Marcus was to lease the parking lot for use as a temporary bar in 2021, but that plan was ultimately dropped. In 2022, The Tap Yard opened across the river at Schlitz Park.

The site became a redevelopment target approximately two decades ago following the removal of the Park East Freeway, which separated it from the rest of Downtown.

The property is listed with brokers David Barry and Kurt Van Dyke.

Photos and Renderings

4 thoughts on “Eyes on Milwaukee: Marcus Scraps Downtown Tower and Movie Theaters”

  1. Polaris says:

    Not surprising, Marcus always emphasized that they had no short term plans for this site. I always felt the Edison Place rendering was made to appease those (of us) who hoped for something more,

  2. DanRyan86 says:

    Ya know there really should be some sort of penalty for just sitting on undeveloped land or a surface lot. Like why are we not taxing this undeveloped land in such a prime location to the point of penalty so that it incentivizes someone to develop on it rather than saaaaaaay sit on it for 6 years and then try and sell it for double the price? It’s not like the city couldn’t use the money and it would help with all the surface lots everywhere downtown, seriously look at a satellite shot of downtown these lots are everywhere, just sitting, owned by someone planning on not doing anything with it except hoard it until the time is right to make it that much more expensive for the next person to do anything with it.

  3. DAGDAG says:

    Well, at least MARCUS got off the pot and made a decision as to what to do with its plans. It is another one of those companies that talks big (for the free press I would say) and does nothing for what was it…8 years now? I recently mentioned their indecision in another posting, and, as DanRyan86 says, the prime piece of real estate is really an eyesore that is just sitting there. Is this how development works in Milwaukee now? I use the COUTURE as another example. 12-15 years before there is movement…or should I say, stagnate…development?

  4. Polaris says:

    @DanRyan86: Truth! The only difference between Marcus holding this property hostage and other surface/parking lots is that some of those lots are owned by families or small entities. We would hope to expect more from Marcus and other companies but have learned that only leads to disappointment.

    Marcus did this with another property prior to this but, for the life of me, I can’t remember where that was. Promises of a downtown cinema always excite Milwaukeans. Not gonna happen anymore, even moreso that 10 and 20 years ago.

    Speaking of…what are the Bucks waiting for? I’m growing weary of hearing all the hype and seeing all the pretty renderings for the Deer District, only to visit and see all these remaining empty lots. Of course, there has been some movement with The Trade Hotel and now (to my dismay) the proposed FPC Live concert venues, but seriously. COVID aside, there are hundreds of new apartments going up in 8-10 downtown developments and the Bucks haven’t mustered the capacity to attract one.
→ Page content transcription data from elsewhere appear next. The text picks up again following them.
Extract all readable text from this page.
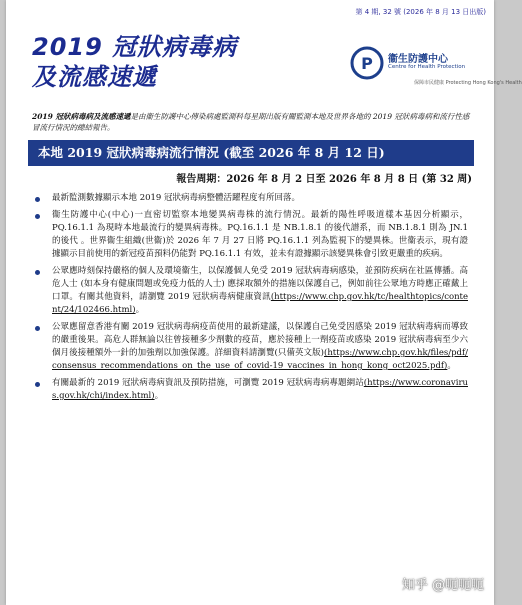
第 4 期, 32 號 (2026 年 8 月 13 日出版)
2019 冠狀病毒病
及流感速遞	P 衞生防護中心
Centre for Health Protection
保障市民健康 Protecting Hong Kong's Health
2019 冠狀病毒病及流感速遞是由衞生防護中心傳染病處監測科每星期出版有關監測本地及世界各地的 2019 冠狀病毒病和流行性感冒流行情況的總結報告。
本地 2019 冠狀病毒病流行情況 (截至 2026 年 8 月 12 日)
報告周期：2026 年 8 月 2 日至 2026 年 8 月 8 日 (第 32 周)
最新監測數據顯示本地 2019 冠狀病毒病整體活躍程度有所回落。
衞生防護中心(中心)一直密切監察本地變異病毒株的流行情況。最新的陽性呼吸道樣本基因分析顯示， PQ.16.1.1 為現時本地最流行的變異病毒株。PQ.16.1.1 是 NB.1.8.1 的後代譜系，而 NB.1.8.1 則為 JN.1 的後代 。世界衞生組織(世衞)於 2026 年 7 月 27 日將 PQ.16.1.1 列為監視下的變異株。世衞表示，現有證據顯示目前使用的新冠疫苗預料仍能對 PQ.16.1.1 有效，並未有證據顯示該變異株會引致更嚴重的疾病。
公眾應時刻保持嚴格的個人及環境衞生，以保護個人免受 2019 冠狀病毒病感染，並預防疾病在社區傳播。高危人士 (如本身有健康問題或免疫力低的人士) 應採取額外的措施以保護自己，例如前往公眾地方時應正確戴上口罩。有關其他資料，請瀏覽 2019 冠狀病毒病健康資訊(https://www.chp.gov.hk/tc/healthtopics/content/24/102466.html)。
公眾應留意香港有關 2019 冠狀病毒病疫苗使用的最新建議，以保護自己免受因感染 2019 冠狀病毒病而導致的嚴重後果。高危人群無論以往曾接種多少劑數的疫苗，應於接種上一劑疫苗或感染 2019 冠狀病毒病至少六個月後接種額外一針的加強劑以加強保護。詳細資料請瀏覽(只備英文版)(https://www.chp.gov.hk/files/pdf/consensus_recommendations_on_the_use_of_covid-19_vaccines_in_hong_kong_oct2025.pdf)。
有關最新的 2019 冠狀病毒病資訊及預防措施，可瀏覽 2019 冠狀病毒病專題網站(https://www.coronavirus.gov.hk/chi/index.html)。
知乎 @呃呃呃
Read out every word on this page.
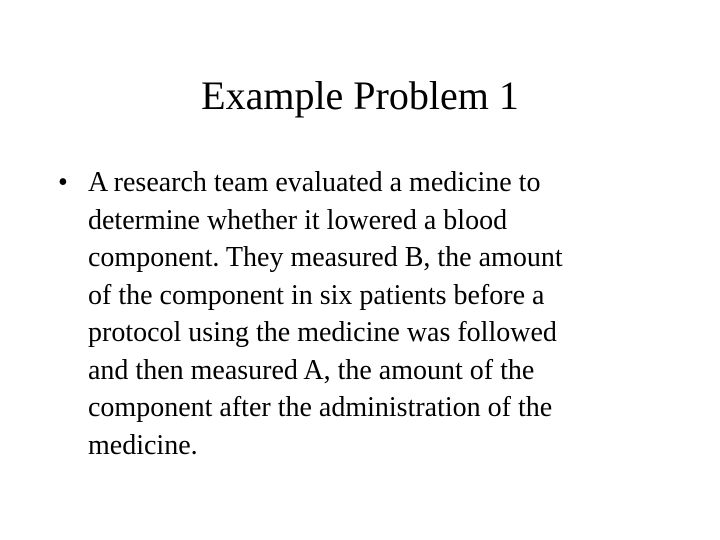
Example Problem 1
• A research team evaluated a medicine to
determine whether it lowered a blood
component. They measured B, the amount
of the component in six patients before a
protocol using the medicine was followed
and then measured A, the amount of the
component after the administration of the
medicine.
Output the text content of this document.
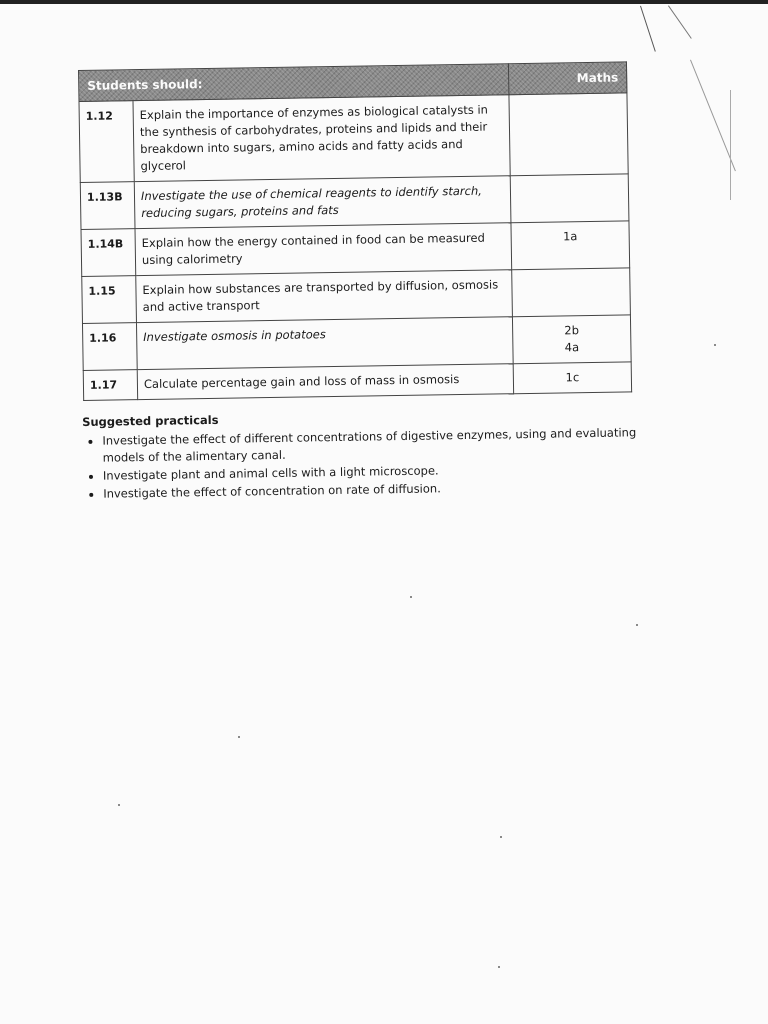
Students should:		Maths
1.12	Explain the importance of enzymes as biological catalysts in the synthesis of carbohydrates, proteins and lipids and their breakdown into sugars, amino acids and fatty acids and glycerol	
1.13B	Investigate the use of chemical reagents to identify starch, reducing sugars, proteins and fats	
1.14B	Explain how the energy contained in food can be measured using calorimetry	1a
1.15	Explain how substances are transported by diffusion, osmosis and active transport	
1.16	Investigate osmosis in potatoes	2b
4a
1.17	Calculate percentage gain and loss of mass in osmosis	1c
Suggested practicals
• Investigate the effect of different concentrations of digestive enzymes, using and evaluating models of the alimentary canal.
• Investigate plant and animal cells with a light microscope.
• Investigate the effect of concentration on rate of diffusion.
    The Bucks are masters and spending other people’s money. Even the new $50M-$100M health equity initiative they recently announced with Froedtert-MCW is about fundraising. A worthy goal, of course, but the Bucks get a heck of a lot of publicity for doing this. Frankly, $50 million over the proposed 20-year period is only $2.5 million annually. Why don’t the billionaire Bucks owners simply donate that to the initiative? Answer: OTHER PEOPLE’S MONEY.

    They should put a little skin in the game and actually SELF-DEVELOP parts of the Deer District. What they are doing is trying to attract developers to develop property they own–a gift from the City. FiveFifty Ultra Lofts is owned by Royal Capital Group. The owner of The Trade Hotel is NCG Hospitality. The Bucks own the land. Everybody else does the work and puts up the money. They even want a company to give them $4M a year for the naming rights to the plaza outside Fiserv Forum. Yeah, first, get rid of the Bradley Center dust bowl next door and some of the other empty lots.